If you decide not to enforce the Oregon Health Authority's masking in schools dictate, as Benton County's Alsea School District recently did, you guarantee the state will cut off the federal COVID relief funds that it administers. That should go over well with parents.

That's great for firing up opposition here to our county commissioner recall effort. Thanks in advance!

Jenny Wilson



Plan poses threat

There is an issue for the citizens of McMinnville that needs immediate attention and action. The city planning commission is considering changing the Highway 18 Bypass from an easy way around McMinnville for people driving East or West, enabling them to avoid traffic lights and congestion, into a congested commercial thoroughfare.

There are already two traffic lights on the bypass, along with medical, residential, commercial and office complexes, and the hospital,  museum, airport, theater and community college. I believe that's already plenty for what is supposed to be a shorter, less-congested route around our town.

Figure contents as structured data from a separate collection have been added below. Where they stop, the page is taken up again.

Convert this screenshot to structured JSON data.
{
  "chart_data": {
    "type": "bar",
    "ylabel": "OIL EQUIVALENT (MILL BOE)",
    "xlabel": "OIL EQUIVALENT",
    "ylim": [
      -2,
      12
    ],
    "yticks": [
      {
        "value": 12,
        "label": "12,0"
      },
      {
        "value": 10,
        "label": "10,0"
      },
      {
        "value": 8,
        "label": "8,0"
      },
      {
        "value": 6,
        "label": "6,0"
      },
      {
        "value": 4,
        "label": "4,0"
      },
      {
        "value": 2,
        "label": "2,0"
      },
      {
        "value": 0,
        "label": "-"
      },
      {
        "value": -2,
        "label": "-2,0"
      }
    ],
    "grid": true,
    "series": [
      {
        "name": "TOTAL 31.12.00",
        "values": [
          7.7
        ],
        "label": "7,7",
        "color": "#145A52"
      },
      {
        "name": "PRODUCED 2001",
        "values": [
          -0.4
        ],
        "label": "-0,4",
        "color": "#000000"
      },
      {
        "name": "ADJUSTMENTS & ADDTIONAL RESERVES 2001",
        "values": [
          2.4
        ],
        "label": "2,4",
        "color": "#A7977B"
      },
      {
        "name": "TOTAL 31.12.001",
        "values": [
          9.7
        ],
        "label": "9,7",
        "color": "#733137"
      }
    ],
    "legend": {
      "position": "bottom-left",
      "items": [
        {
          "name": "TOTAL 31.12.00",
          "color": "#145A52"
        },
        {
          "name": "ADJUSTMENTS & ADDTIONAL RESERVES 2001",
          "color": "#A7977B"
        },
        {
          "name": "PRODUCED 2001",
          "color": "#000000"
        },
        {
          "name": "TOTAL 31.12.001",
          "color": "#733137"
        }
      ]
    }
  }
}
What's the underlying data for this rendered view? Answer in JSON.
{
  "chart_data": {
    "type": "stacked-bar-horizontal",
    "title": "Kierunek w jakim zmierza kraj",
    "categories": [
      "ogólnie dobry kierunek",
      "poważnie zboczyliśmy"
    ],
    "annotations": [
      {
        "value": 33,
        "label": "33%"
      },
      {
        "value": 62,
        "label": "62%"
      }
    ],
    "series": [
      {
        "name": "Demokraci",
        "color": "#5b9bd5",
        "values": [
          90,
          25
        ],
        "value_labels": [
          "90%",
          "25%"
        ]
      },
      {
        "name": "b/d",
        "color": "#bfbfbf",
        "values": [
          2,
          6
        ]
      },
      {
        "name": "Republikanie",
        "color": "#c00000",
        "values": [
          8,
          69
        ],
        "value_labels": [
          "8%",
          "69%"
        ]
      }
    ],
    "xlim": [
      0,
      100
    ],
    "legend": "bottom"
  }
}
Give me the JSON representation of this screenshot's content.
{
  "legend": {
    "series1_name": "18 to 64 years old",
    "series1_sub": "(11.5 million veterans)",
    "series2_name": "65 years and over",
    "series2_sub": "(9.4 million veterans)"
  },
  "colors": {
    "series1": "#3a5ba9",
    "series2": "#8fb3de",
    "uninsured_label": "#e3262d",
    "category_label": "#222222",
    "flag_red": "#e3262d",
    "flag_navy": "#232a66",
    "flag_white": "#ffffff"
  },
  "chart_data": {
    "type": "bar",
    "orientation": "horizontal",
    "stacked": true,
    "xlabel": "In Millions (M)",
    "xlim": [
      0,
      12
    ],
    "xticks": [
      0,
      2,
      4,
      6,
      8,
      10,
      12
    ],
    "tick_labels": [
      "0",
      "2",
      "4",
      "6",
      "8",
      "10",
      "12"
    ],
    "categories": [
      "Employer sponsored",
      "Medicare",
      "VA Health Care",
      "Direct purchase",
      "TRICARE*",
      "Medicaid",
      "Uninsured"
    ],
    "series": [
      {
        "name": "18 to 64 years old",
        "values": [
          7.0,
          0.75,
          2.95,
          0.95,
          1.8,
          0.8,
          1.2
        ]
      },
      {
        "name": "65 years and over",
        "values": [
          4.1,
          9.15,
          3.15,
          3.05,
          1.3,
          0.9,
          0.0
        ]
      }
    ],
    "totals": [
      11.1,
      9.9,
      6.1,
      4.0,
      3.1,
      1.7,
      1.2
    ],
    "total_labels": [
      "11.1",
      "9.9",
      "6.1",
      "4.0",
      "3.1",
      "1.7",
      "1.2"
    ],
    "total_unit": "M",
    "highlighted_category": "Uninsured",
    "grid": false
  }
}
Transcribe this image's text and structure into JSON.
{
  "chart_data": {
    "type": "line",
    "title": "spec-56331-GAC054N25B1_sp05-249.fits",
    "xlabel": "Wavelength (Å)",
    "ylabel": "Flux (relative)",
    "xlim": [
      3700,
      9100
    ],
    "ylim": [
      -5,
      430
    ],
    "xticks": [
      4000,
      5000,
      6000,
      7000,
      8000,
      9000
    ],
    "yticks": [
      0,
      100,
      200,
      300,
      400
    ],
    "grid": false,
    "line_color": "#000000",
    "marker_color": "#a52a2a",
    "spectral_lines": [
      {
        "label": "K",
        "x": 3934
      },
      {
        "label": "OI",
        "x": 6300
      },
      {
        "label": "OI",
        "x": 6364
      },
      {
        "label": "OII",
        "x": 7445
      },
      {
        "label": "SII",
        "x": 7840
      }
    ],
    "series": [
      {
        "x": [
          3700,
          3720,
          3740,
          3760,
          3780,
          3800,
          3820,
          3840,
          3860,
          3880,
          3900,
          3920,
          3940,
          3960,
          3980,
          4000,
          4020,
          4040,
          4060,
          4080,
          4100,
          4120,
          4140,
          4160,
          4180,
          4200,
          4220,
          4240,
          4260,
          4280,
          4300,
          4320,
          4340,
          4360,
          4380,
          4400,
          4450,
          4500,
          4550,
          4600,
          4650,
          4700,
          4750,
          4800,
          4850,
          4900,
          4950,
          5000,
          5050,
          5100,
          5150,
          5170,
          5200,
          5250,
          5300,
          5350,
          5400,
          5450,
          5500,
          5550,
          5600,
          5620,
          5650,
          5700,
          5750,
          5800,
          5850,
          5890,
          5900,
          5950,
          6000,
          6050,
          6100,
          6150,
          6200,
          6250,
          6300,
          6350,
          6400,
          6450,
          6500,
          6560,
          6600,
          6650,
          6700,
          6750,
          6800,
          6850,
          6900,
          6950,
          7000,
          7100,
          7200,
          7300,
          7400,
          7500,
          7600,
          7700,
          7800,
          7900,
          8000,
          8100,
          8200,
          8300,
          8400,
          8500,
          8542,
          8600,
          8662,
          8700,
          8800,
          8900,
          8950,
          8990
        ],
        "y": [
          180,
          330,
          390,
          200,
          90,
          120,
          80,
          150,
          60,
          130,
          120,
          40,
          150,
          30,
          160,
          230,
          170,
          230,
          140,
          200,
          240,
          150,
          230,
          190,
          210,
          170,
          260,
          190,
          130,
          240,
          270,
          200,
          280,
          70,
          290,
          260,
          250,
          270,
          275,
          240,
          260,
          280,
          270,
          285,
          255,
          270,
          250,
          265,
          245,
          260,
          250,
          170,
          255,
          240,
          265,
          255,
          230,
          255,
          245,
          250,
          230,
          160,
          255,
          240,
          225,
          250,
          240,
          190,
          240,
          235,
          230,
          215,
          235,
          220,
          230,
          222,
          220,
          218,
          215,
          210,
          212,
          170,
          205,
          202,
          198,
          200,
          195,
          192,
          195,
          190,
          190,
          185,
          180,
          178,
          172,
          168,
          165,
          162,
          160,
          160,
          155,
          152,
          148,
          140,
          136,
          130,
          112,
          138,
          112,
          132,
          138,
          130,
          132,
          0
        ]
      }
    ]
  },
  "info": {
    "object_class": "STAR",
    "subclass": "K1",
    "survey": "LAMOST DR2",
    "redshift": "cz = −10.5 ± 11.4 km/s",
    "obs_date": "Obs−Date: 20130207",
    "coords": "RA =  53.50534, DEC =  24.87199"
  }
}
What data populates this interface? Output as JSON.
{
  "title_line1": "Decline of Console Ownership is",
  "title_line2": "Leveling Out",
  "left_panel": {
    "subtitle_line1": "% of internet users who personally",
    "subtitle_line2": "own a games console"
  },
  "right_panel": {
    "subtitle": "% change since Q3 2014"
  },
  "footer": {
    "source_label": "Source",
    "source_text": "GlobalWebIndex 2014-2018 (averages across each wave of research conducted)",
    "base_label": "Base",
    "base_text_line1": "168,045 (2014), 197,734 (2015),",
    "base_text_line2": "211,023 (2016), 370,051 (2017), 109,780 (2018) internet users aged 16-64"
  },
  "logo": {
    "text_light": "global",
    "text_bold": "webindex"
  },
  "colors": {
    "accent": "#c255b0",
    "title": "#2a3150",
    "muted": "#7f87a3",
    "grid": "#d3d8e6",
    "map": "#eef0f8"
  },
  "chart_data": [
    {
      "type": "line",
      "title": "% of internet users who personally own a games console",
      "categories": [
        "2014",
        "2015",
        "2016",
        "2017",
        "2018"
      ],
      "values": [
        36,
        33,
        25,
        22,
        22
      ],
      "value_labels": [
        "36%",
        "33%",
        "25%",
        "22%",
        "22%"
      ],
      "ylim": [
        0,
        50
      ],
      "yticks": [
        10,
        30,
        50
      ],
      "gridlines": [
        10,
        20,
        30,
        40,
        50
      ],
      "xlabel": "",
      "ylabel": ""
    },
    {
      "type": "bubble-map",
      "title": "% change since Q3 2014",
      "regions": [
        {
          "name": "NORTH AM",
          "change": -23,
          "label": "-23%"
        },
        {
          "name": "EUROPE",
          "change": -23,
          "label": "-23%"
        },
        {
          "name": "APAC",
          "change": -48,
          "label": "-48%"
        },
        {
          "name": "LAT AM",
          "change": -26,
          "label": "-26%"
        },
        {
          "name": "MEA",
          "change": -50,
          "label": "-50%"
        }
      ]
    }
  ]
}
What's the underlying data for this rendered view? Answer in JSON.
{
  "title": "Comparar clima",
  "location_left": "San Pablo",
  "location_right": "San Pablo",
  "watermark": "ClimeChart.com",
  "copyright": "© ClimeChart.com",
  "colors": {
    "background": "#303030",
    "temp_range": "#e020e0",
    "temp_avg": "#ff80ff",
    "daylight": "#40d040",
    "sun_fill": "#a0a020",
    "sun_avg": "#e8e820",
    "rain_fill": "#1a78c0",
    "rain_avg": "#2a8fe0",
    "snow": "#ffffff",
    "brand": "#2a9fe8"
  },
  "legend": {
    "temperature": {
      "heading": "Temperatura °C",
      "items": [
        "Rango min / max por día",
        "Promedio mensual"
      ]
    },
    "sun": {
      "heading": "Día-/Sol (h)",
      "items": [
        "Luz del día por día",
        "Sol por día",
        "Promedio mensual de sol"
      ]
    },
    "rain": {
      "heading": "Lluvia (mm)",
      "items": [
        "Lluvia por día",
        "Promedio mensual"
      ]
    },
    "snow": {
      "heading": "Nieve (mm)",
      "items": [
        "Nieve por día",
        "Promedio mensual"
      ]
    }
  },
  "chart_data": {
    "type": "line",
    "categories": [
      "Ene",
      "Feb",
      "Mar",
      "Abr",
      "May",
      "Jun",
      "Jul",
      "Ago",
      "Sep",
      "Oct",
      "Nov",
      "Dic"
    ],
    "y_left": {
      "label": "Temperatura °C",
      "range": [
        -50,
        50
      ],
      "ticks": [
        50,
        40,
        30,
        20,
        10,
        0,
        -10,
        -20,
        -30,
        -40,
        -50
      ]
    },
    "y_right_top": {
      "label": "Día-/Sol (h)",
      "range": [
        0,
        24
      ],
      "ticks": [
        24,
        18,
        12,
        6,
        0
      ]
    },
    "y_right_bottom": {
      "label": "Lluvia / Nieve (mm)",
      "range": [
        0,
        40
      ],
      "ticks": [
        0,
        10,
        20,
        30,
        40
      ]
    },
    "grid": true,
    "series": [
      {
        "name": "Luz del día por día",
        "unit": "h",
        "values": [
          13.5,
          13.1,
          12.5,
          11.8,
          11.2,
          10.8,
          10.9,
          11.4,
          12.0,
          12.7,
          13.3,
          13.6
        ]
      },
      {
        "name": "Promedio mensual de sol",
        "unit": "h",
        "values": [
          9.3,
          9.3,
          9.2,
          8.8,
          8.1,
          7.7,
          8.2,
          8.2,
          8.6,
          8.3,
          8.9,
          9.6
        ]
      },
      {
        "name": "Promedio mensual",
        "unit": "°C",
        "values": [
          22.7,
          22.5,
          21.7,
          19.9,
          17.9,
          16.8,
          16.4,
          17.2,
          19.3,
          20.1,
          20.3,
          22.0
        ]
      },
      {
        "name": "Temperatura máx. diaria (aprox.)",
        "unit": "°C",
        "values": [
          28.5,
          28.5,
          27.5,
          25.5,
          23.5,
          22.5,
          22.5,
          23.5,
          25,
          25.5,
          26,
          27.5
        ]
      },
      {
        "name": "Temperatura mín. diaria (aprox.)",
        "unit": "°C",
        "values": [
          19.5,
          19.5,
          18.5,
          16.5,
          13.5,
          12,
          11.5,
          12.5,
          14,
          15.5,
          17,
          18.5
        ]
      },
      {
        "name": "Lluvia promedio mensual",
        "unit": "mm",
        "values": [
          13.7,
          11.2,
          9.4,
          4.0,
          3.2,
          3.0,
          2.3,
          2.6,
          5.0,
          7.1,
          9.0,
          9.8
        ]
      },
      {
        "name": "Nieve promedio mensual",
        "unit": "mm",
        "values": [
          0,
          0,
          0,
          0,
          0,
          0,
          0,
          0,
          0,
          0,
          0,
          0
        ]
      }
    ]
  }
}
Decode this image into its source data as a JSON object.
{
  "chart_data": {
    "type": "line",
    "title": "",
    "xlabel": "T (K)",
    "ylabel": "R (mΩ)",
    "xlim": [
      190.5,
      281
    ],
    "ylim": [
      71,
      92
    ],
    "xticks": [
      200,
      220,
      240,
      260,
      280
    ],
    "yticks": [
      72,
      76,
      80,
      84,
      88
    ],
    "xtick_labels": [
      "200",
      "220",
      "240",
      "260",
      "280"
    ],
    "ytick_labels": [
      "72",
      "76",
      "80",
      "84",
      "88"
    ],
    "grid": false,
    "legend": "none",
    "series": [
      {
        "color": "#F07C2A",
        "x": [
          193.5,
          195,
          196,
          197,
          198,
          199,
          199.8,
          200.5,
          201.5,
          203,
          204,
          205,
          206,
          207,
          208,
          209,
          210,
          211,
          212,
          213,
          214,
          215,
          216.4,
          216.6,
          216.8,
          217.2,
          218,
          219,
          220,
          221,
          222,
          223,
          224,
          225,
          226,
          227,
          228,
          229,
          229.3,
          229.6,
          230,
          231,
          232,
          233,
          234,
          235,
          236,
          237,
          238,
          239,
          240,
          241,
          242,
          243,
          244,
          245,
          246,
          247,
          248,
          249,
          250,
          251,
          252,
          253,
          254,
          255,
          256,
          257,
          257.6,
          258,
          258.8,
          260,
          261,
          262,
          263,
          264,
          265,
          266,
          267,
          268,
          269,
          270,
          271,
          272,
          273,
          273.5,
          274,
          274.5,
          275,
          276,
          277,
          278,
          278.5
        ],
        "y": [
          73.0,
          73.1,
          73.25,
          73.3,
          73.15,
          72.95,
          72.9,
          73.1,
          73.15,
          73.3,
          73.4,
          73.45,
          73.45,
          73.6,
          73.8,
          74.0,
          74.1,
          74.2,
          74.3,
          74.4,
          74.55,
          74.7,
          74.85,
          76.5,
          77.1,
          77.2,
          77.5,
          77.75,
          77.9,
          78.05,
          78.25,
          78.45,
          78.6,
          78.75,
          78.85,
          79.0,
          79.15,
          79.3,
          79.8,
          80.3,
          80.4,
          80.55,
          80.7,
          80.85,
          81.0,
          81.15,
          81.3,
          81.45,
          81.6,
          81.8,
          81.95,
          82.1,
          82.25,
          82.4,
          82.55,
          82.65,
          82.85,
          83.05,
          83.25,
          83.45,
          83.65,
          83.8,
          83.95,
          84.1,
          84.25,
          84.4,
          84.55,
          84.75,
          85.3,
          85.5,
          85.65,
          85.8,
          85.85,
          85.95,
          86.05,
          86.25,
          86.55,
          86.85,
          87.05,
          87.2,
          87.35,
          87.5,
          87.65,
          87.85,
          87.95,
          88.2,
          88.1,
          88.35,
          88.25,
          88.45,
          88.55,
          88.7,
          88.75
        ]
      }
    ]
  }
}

Now the planning department is promoting a vast increase in traffic by changing the zoning to encourage large retail shopping centers, corporate office complexes and a major increase in housing. All of this will require more time spent at traffic lights, a roundabout maybe, and new crosswalks.

How will all of this affect the businesses already in town? Will people drive out to Highway 18 because there's lots of parking and things are cheaper there than downtown? I hope not.

Will ODOT reduce the speed limit to make the miles of shopping safer for walking, bicycling or driving? Probably not, they say.